I just learned that the Progressive Detroit Boat Show has postponed another year citing, “…inventory shortages, COVID concerns, and a commitment to customer satisfaction.” Show goers would not be pleased to find skimpy displays with just a few boats, so perhaps it’s best to not hold a weak show, hoping for better conditions next year. Of course, dealers can’t sell boats they can’t get anyway.
But, that was Detroit. Things are different in Florida it seems.
In her most recent member newsletter, Sara Anghel, President of NMMA Canada wrote about her experience attending IBEX in Tampa last week. The show was full of exhibitors and visitors and you couldn’t really tell COVID had swept through the world beyond seeing the odd face mask in the crowds, she said. The now ridiculously politicized issues of masks and vaccinations are a big concern.
That was what worried me and at the last minute, watching the rapidly rising case counts and with the recent nasty experience of getting a false positive PCR test during a trip to Wisconsin, I cancelled my own IBEX trip.
Next up is the Ft. Lauderdale Boat Show in October. Will I brave that and attend? We are still debating it.
For the freight handlers, truck drivers and warehouse people who have long had to work very hard for relatively modest pay, the pandemic and COVID government support has cut deep into the labour force. People seem to have found other ways to pay the rent and labour shortages are not resolving quickly.
That long-term situation prompted a news release from Oslo, Norway-based Xeneta, is a leading ocean and air freight rate benchmarking and market intelligence platform. They just released Xenta’s Long-Term XSI® Public Indices that revealed yet another monthly hike in long-term ocean freight rates, with global container prices climbing by 3.2%. The development follows a 2.2% increase in August and an unprecedented 28.1% jump in July, leaving rates now standing 91.5% up year-on-year. What’s more, there is little evidence to suggest a weakening of market fundamentals – meaning there could be more pain in store for shippers, although with colossal profits looming for carriers.

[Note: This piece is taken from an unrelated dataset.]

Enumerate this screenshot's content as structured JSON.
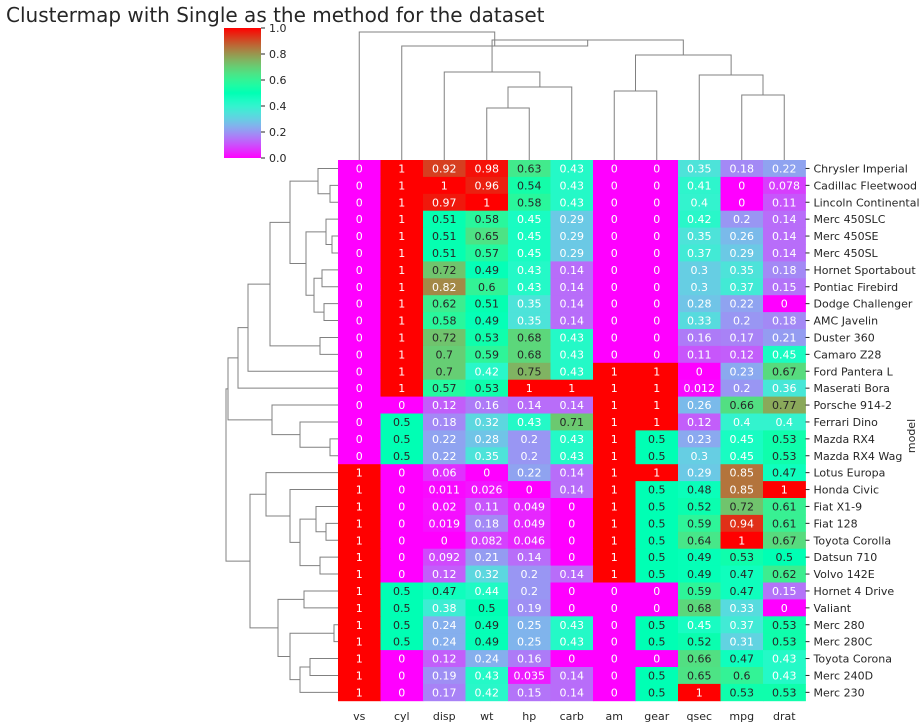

The fall is a boom time for shoppers for back-to-school, winter clothing, household products and of course, the key Thanksgiving / Christmas shopping season. The Xenta release said, “It’s a crazy market out there.”
Will supply chain constraints continue to limit our access to products? ‘Sure looks like it. We seem to have hit a barrier-level in the global battle with COVID where some people oppose measures to stop the spread, thereby increasing the danger to other people. I want to get back to normal as much as anyone, but simply refusing to acknowledge, or defend against the spread of COVID, is keeping many people at home and out of the workforce.
Freight rates rising more than 90% year-over-year are just one cost that will contribute to price inflation and in turn, inflation may impact the stock markets, government debt levels, future taxation and more. The term “supply chain” is very apt – we are all linked and it keeps me up at night thinking that we are not all pulling in the same direction.